Increased uptake of mobile phones, including among children and adolescents, has led to concerns over potential health effects, especially among young people whose developing nervous systems may be particularly vulnerable to the radiofrequency (RF) radiation emitted by mobile phone handsets and associated radio base-stations (RBS).  Most studies looking at health effects of mobile phone use have used the case-control design and have looked at brain tumours as the outcome measure.  These studies generally rely on participants’ retrospective reconstruction of mobile phone use, which is affected by recall bias and is imprecise.  A few studies have sought to validate recall of mobile phone use by adults; however participants in these validation studies were not a good representation of the underlying cohort.  There is no published study validating mobile phone use in children and adolescents.

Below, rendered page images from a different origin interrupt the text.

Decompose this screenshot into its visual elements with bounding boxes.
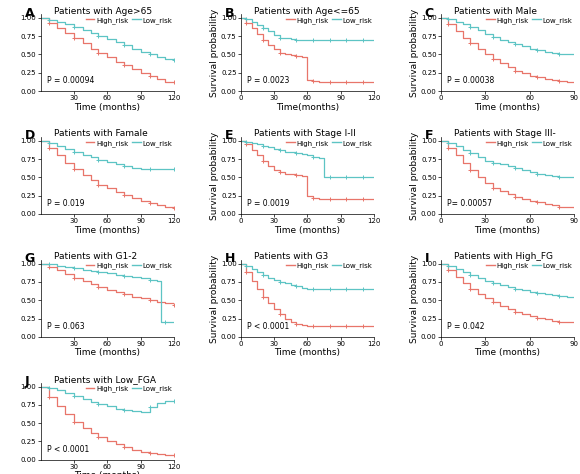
Text: J: J: [24, 375, 29, 388]
Y-axis label: Survival probability: Survival probability: [411, 131, 419, 219]
Legend: High_risk, Low_risk: High_risk, Low_risk: [285, 16, 374, 24]
X-axis label: Time (months): Time (months): [474, 226, 541, 235]
Text: P = 0.042: P = 0.042: [448, 322, 485, 331]
Text: E: E: [224, 129, 233, 143]
Text: P = 0.00094: P = 0.00094: [48, 76, 95, 85]
Text: P = 0.00038: P = 0.00038: [448, 76, 495, 85]
Legend: High_risk, Low_risk: High_risk, Low_risk: [85, 16, 173, 24]
Legend: High_risk, Low_risk: High_risk, Low_risk: [85, 385, 173, 393]
X-axis label: Time (months): Time (months): [274, 226, 340, 235]
Text: D: D: [24, 129, 35, 143]
Legend: High_risk, Low_risk: High_risk, Low_risk: [285, 262, 374, 270]
X-axis label: Time (months): Time (months): [74, 471, 140, 474]
Text: P = 0.019: P = 0.019: [48, 199, 85, 208]
Text: F: F: [425, 129, 433, 143]
Y-axis label: Survival probability: Survival probability: [211, 255, 219, 343]
Text: H: H: [224, 252, 235, 265]
Legend: High_risk, Low_risk: High_risk, Low_risk: [485, 139, 574, 147]
Y-axis label: Survival probability: Survival probability: [211, 131, 219, 219]
Text: P = 0.063: P = 0.063: [48, 322, 85, 331]
Text: P < 0.0001: P < 0.0001: [247, 322, 289, 331]
X-axis label: Time (months): Time (months): [74, 348, 140, 357]
Text: Patients with Famale: Patients with Famale: [54, 129, 148, 138]
Text: Patients with Stage III-: Patients with Stage III-: [454, 129, 556, 138]
Text: P= 0.00057: P= 0.00057: [448, 199, 492, 208]
Y-axis label: Survival probability: Survival probability: [411, 255, 419, 343]
Text: G: G: [24, 252, 35, 265]
Text: Patients with G1-2: Patients with G1-2: [54, 252, 137, 261]
X-axis label: Time(months): Time(months): [276, 102, 339, 111]
Legend: High_risk, Low_risk: High_risk, Low_risk: [85, 262, 173, 270]
X-axis label: Time (months): Time (months): [74, 226, 140, 235]
Legend: High_risk, Low_risk: High_risk, Low_risk: [485, 262, 574, 270]
X-axis label: Time (months): Time (months): [74, 102, 140, 111]
Text: Patients with Low_FGA: Patients with Low_FGA: [54, 375, 156, 384]
Text: Patients with Male: Patients with Male: [454, 7, 537, 16]
Legend: High_risk, Low_risk: High_risk, Low_risk: [285, 139, 374, 147]
Text: P = 0.0023: P = 0.0023: [247, 76, 290, 85]
Text: Patients with High_FG: Patients with High_FG: [454, 252, 553, 261]
Text: C: C: [425, 7, 434, 19]
Text: Patients with G3: Patients with G3: [254, 252, 328, 261]
Y-axis label: Survival probability: Survival probability: [211, 9, 219, 97]
Legend: High_risk, Low_risk: High_risk, Low_risk: [85, 139, 173, 147]
Text: Patients with Stage I-II: Patients with Stage I-II: [254, 129, 356, 138]
X-axis label: Time (months): Time (months): [474, 348, 541, 357]
X-axis label: Time (months): Time (months): [274, 348, 340, 357]
Text: I: I: [425, 252, 429, 265]
Text: Patients with Age<=65: Patients with Age<=65: [254, 7, 360, 16]
Text: Patients with Age>65: Patients with Age>65: [54, 7, 152, 16]
X-axis label: Time (months): Time (months): [474, 102, 541, 111]
Text: P < 0.0001: P < 0.0001: [48, 445, 89, 454]
Text: P = 0.0019: P = 0.0019: [247, 199, 290, 208]
Y-axis label: Survival probability: Survival probability: [411, 9, 419, 97]
Text: A: A: [24, 7, 34, 19]
Text: B: B: [224, 7, 234, 19]
Legend: High_risk, Low_risk: High_risk, Low_risk: [485, 16, 574, 24]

The aim of this study was to validate mobile phone use in adolescents using software modified phones (SMP), which are ordinary mobile phones incorporating additional software to record dosimetric parameters, including number and duration of calls, within the same epidemiological cohort investigating the cognitive effects of mobile phone use in adolescents.

The validation study was carried out in within the broader Mobile Radiofrequency Phone Exposed Users Study (MoRPhEUS) – a prospective cohort study investigating cognitive effects of mobile phone use in Australian secondary school students.  For the MoRPhEUS study, 497 high school students were invited to participate, and 317 were recruited.  Participants were from 20 Melbourne secondary schools.  Invitation to participate in the validation study was extended to students who participated in the main study and who fit the inclusion criteria.  Parental socioeconomic status (SES) was assessed by residential postcode.  Self reported exposure to mobile phones was assessed using a questionnaire adapted from INTERPHONE.  Students were asked to volunteer information on use and ownership of mobile phones as well as the number and duration of calls made and received per week.  Actual phone use measured by SMPs was logged for one week and compared with self reports over the same period.

Twelve schools from the initial cohort of 20 were randomly selected to participate in the validation study.  Invitations were extended to 159 students, of which 47% agreed to participate.  Fifteen of these students were subsequently excluded due to technological incompatibility, resulting in a study sample of 59 students.  Females represented 61% of participants and the mean age was 13.0 years.  Overall there was a modest correlation between self reported and actual phone use as logged by SMP based on recall of number of calls.  Agreement between SMP recorded and self reported duration of calls was poorer.  Participants whose parents belonged to a higher socioeconomic status recalled phone use better.  The authors also report the sensitivity, specificity, and positive predictive value of self-reported phone use.

Interpretation and Limitations
This study is the first to validate adolescent recall of mobile phone use and is the first to validate phone use in a sample representative of the main study.  This study supports previous findings in adults that mobile phone recall correlates better with number of calls than duration of call.  This study is limited by the potential for selection bias and by the integrity of adolescent self reports.

Caution should be used in interpreting results of epidemiological studies investigating health effects of mobile phone use generally, but particularly in adolescents.